Я задумалась, пытаясь сообразить, о чем он вообще говорит.

— Ты поэтому в Калифорнии, да? — требовательно спросил Бен. — Чтобы поговорить с ним?

Я открыла было рот, чтобы сообщить, что поездка к Лоре была запланирована еще до смерти Лиама, но потом засомневалась, стоит ли это говорить, вспоминая, что, по словам Бена, Джексон проживает в Америке, и я подумала, может, он еще и живет где-то недалеко от Калифорнии. Мне вдруг пришло в голову, если Бен решит, будто я разговаривала с Джексоном, то, возможно, и он мне что-нибудь невольно расскажет, например, почему этот фотограф так странно себя вел, когда приходил ко мне домой.

— Ты не отвечал на мои звонки, — уклончиво ответила я, — а твоя мама не дает твой адрес. А других способов с тобой связаться я не знаю.

Бен сделала глубокий вдох и, когда он вновь заговорил, я услышала в его голосе раздражение:

— Я понятия не имею, почему она не дала мой гребаный адрес. Сейчас она очень расстроена — и скорее всего, не отдает себе отчета и в половине действий, которые совершает. Почему ты не брала трубку? Я неделю пытался до тебя дозвониться.

— Не хотелось ни с кем разговаривать, — довольно холодно парировала я, потому что и сама начала раздражаться.

— Ну что ж, хорошо, по крайней мере, сейчас я до тебя дозвонился. Жасмин, я запрещаю тебе связываться и разговаривать с Джексоном.

Я аж фыркнула от возмущения.

— Да пошел ты! — взвилась я. — Не можешь ты мне ничего запретить! Я пока не разговаривала с Джексоном, но если ты не расскажешь, о чем он болтал, когда приходил ко мне домой, то у меня просто не будет иного выбора — придется найти его самой, пока я здесь. — Я не собиралась делать ничего подобного. Я не знала наверняка, кто вломился ко мне в дом во время моего отсутствия, но Джексон уже довольно сильно меня напугал. Я рассказала о нем полиции, а самой еще раз встречаться с ним никакого желания у меня  не было. Но Бен-то об этом не знал.
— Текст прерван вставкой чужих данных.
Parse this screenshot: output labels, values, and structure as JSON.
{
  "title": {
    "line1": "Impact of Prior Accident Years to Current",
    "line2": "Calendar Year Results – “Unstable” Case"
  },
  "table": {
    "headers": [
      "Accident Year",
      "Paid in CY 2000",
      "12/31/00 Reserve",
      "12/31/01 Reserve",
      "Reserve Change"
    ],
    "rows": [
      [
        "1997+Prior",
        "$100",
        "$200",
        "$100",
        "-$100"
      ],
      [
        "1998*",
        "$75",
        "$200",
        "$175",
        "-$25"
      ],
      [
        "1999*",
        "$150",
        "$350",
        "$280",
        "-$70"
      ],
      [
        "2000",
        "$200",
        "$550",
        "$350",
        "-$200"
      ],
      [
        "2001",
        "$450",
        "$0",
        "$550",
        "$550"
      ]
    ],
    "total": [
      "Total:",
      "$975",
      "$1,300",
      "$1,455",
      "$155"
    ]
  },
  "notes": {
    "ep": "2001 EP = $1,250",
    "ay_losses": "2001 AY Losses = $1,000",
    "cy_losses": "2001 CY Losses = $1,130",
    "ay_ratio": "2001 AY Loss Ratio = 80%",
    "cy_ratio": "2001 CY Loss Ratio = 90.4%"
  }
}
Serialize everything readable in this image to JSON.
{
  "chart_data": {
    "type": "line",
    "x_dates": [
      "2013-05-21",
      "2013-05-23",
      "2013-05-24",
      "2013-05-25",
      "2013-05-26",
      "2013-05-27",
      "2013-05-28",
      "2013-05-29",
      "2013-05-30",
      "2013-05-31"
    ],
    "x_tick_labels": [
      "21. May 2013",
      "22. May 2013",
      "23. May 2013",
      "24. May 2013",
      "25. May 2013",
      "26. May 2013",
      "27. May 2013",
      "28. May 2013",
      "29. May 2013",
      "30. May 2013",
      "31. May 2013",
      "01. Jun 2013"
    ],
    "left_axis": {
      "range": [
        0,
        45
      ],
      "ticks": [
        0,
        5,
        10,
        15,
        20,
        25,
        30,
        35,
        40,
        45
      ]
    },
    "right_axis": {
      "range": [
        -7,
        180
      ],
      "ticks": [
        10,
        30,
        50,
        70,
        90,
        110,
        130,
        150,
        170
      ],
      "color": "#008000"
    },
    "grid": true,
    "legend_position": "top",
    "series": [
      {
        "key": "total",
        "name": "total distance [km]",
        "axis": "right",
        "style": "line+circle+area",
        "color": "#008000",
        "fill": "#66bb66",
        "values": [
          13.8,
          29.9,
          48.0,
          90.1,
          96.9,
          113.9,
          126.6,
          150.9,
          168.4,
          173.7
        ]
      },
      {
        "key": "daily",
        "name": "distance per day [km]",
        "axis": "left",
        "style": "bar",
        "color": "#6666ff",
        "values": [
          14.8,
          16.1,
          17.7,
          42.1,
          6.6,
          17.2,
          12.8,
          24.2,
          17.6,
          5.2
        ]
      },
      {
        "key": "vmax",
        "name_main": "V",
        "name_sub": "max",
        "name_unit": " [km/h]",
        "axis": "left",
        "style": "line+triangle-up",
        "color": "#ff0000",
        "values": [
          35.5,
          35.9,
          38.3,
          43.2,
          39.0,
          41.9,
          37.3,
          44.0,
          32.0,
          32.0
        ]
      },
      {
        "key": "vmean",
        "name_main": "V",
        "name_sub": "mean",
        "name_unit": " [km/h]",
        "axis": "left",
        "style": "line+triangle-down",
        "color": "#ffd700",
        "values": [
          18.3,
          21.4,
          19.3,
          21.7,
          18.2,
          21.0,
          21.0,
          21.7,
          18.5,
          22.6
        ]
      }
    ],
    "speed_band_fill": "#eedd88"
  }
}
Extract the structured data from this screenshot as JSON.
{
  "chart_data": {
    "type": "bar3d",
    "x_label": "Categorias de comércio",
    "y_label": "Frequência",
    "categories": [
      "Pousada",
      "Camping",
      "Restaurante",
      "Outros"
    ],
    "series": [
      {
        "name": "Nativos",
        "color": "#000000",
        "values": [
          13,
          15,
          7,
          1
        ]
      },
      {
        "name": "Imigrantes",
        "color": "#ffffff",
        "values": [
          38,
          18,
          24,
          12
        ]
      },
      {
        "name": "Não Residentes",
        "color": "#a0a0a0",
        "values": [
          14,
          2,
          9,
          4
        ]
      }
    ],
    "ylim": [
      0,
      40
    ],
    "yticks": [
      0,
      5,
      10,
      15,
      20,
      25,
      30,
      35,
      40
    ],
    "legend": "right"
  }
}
— Жасмин, выслушай меня очень внимательно. Джексон Торп опасен. Фотография — только для прикрытия. Он профессиональный преступник. Вор и шантажист. Полиция арестовала его несколько лет назад за избиение до смерти человека в пабе, но дело не было возбуждено в виду отсутствия доказательств. Единственный свидетель внезапно передумал, без видимых причин, и не решился дать показания. Я бы не стал тебе это рассказывать, не вынуди ты меня. Не хотел тебя пугать, но ты не оставила мне выбора.